Social strains were as dangerous as physical ones. Encounters with powerful polities did not yield uncomplicated submissions. In places historians later associate with Cofitachequi, the Spaniards faced courtly structures that could not be easily subsumed into imperial logic. The wealth apparent to the natives — ceramics, featherwork, ritual objects, and an embedded political authority — did not convert into the bullion the Spaniards craved. Frustration mounted as hopes for quick riches ran against the reality of differing values. Simultaneously, the expedition's internal order frayed. Men exhausted by marches, tempted by fatigue or seized with fear, slipped away to join villages or simply refused orders they judged suicidal. Desertions were not merely betrayals; they were calculations by men confronting an altered risk-to-reward equation. Command responded with fines, threats and detentions, measures that bred resentment and only partly restored discipline.

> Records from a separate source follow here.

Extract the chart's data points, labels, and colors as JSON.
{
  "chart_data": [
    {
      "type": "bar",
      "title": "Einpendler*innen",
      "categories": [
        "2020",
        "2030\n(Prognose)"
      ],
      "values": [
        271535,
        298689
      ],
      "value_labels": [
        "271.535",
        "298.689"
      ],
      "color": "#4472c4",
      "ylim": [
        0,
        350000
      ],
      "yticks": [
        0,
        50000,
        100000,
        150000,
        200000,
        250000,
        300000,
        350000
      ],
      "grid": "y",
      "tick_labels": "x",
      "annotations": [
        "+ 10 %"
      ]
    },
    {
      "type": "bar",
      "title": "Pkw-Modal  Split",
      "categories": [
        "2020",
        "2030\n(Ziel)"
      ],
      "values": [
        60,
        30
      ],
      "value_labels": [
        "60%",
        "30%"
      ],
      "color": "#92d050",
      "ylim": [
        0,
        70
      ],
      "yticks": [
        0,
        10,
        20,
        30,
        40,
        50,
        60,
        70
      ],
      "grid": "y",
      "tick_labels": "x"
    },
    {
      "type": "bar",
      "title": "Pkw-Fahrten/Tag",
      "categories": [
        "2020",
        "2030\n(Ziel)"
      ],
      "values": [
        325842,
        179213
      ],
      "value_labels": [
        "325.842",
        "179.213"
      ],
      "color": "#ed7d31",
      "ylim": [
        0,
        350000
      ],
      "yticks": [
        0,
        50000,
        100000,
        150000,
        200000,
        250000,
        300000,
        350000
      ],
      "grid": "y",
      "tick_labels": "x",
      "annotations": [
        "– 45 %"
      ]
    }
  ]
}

Against this tension, moments of determination and small triumphs persisted. A stubborn crossing achieved under a swollen river's threat, a burned wagon freed after a day's labour, scouts returning with maps of a new ford — such episodes bolstered a fragile morale. Yet triumphs were short-lived, eroded by the relentless calendar of seasons: late summer rains turned trails to quagmires, fall stripped underbrush and opened sight-lines but also exposed columns to sudden ambush; winter drove a sharp cold into tents and huts that no amount of layered wool could fully displace. The men learned, slowly and painfully, to read the land's moods — when to push, when to hold, how to stack fuel to survive a night of rain, where a river might be crossable at low tide and impossible when swollen. That acquired seasonal knowledge would prove pivotal. Ahead lay confrontations in which warfare, environmental strain and the unfulfilled quest for riches would meet, producing a crisis that had already begun to define the expedition's character: uncertain, costly and dangerously entangled with the very societies they had come to possess.